Aug 18, 2008

Customer Lifetime Value Analysis

Introduction
Among SnA's many analytical projects, Customer Lifetime Value (CLV) analysis is a crucial deliverable for many clients. A general definition for CLV is the "present value of the future cash flows attributed to the customer relationship". Organizations that utilize CLV as a key business metric tend to place greater emphasis on the long-term customer relationship, rather than maximizing short-term sales.

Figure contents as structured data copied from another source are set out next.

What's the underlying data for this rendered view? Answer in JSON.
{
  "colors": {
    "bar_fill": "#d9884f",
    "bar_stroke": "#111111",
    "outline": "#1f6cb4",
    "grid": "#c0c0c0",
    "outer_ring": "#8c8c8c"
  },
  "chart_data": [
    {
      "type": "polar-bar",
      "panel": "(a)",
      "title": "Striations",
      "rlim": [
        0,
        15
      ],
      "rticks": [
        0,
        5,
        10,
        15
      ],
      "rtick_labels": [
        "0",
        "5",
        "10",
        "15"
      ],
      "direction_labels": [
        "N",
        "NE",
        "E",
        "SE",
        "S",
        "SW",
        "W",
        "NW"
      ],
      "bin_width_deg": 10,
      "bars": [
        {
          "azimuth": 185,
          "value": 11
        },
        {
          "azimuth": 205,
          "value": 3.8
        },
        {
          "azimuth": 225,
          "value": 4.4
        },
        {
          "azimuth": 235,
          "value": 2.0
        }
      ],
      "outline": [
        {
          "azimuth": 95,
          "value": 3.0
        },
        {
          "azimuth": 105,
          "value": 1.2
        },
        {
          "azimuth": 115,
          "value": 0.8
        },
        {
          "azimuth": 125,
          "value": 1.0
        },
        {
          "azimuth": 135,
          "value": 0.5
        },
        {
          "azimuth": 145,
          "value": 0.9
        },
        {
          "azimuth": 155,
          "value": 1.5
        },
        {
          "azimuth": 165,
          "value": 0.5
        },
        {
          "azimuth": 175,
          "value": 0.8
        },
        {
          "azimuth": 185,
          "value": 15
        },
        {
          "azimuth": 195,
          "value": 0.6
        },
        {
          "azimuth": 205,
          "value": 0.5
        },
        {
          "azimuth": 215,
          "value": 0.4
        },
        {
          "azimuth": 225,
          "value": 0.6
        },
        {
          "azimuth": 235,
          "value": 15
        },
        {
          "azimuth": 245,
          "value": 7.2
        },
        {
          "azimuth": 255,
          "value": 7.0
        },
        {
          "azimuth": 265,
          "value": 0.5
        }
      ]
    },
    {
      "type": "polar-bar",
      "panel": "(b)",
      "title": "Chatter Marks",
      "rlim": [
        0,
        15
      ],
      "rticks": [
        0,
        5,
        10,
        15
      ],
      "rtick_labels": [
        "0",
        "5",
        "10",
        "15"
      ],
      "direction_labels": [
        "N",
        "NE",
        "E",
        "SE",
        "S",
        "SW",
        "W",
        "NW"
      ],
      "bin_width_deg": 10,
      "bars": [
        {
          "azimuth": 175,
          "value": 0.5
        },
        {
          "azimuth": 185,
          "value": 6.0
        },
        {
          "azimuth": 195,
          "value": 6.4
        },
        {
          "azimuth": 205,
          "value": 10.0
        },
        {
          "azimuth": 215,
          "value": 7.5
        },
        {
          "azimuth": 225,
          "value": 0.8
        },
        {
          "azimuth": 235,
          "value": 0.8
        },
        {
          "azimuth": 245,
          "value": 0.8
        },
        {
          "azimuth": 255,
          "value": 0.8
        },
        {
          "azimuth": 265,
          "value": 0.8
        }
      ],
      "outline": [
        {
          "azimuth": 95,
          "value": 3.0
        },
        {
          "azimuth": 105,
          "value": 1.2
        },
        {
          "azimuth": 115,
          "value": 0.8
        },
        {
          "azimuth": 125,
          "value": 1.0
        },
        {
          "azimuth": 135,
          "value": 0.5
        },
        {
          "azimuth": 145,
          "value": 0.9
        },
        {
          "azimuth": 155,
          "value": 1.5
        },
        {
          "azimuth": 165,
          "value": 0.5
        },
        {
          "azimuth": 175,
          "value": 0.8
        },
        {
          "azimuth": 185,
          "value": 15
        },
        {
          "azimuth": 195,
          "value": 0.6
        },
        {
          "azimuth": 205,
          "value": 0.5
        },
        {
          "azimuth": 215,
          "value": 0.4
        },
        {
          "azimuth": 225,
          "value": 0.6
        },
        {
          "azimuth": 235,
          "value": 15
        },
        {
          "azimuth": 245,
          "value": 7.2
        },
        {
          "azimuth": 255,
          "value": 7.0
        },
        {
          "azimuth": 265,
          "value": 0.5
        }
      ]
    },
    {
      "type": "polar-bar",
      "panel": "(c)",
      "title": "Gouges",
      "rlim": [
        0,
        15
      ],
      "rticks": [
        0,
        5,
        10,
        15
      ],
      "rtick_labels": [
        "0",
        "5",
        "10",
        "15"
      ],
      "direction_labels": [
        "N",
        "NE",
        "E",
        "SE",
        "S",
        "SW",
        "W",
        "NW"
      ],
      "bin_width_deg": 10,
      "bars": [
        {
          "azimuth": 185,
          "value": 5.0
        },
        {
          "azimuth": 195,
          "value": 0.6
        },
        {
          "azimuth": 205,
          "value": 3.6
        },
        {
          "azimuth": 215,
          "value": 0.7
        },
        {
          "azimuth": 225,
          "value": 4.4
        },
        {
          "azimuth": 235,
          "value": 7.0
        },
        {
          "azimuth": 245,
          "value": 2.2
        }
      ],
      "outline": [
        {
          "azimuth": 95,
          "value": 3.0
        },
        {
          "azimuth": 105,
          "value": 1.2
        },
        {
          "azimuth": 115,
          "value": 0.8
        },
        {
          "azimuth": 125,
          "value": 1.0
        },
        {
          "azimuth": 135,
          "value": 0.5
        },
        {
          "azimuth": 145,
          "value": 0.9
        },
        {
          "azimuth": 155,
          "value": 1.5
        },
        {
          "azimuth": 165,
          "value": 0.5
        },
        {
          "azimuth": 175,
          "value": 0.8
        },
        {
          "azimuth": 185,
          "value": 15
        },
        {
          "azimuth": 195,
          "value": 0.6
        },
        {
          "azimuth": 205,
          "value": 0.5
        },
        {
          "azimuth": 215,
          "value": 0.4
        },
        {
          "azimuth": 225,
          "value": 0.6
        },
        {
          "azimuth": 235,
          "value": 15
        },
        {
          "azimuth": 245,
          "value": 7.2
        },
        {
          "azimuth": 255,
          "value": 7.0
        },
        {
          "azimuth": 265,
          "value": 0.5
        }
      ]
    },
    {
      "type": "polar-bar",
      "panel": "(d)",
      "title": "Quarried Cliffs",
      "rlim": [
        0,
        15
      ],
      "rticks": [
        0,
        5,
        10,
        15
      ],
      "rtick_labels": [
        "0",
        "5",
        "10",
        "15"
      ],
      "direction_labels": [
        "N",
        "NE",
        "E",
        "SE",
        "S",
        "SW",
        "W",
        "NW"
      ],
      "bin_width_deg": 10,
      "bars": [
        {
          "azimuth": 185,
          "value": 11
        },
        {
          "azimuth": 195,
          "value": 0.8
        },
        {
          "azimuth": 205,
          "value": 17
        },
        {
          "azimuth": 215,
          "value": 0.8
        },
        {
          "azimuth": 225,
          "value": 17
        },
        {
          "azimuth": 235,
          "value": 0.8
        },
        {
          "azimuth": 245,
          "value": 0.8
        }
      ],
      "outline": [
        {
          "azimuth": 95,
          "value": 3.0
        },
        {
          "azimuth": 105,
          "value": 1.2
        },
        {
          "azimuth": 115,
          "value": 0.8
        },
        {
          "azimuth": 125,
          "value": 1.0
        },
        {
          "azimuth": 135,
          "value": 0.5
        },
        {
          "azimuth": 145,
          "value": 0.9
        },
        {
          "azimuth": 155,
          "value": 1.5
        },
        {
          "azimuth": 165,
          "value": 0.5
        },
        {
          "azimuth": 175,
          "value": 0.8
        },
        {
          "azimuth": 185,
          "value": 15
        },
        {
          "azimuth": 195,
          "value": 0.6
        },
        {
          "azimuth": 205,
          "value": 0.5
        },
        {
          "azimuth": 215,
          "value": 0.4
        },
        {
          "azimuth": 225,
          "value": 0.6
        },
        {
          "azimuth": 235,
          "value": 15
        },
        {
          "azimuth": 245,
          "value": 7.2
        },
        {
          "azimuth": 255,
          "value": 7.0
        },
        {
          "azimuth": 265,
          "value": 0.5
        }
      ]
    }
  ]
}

Typical Customer Lifetime Value Calculations
Harvard Business School has published two great examples on how the calculation may be performed. The first example is an Ms Excel spreadsheet (published in 2000) with two scenarios (Basic and Complex) and calculations for each. The second example is a -fancier- Adobe Flash tool (published in 2007) and -similar to the spreadsheet- has input fields for the calculation. A snapshot is below:


It's important to note:
  • Both tools approach the CLV calculation at an aggregate level. This is the common approach in many database marketing resources including Jim Novo's Drilling Down.
  • In this approach, a typical CLV formula will try to integrate all -or some- of the metrics below:
    • Analysis Period: The unit of time into which a customer relationship is divided for analysis. A year is the most commonly used period. Customer lifetime value is a multi-period calculation, usually stretching 2 to 5 years into the future.
    • Churn Rate: The percentage of customers who end their relationship with the company in a given period. [Churn Rate = 1 - Retention Rate]
    • Discount Rate: The cost of capital used to discount future revenue from a customer. This calculation is typically more complex than the standard interest rate.
    • Retention Cost: The amount of money a company has to spend in a given period to retain an existing customer. Retention costs usually include customer support, billing, promotional incentives, etc.
    • Periodic Revenue: The amount of revenue collected from a customer in the period.
    • Profit Margin: Profit as a percentage of revenue.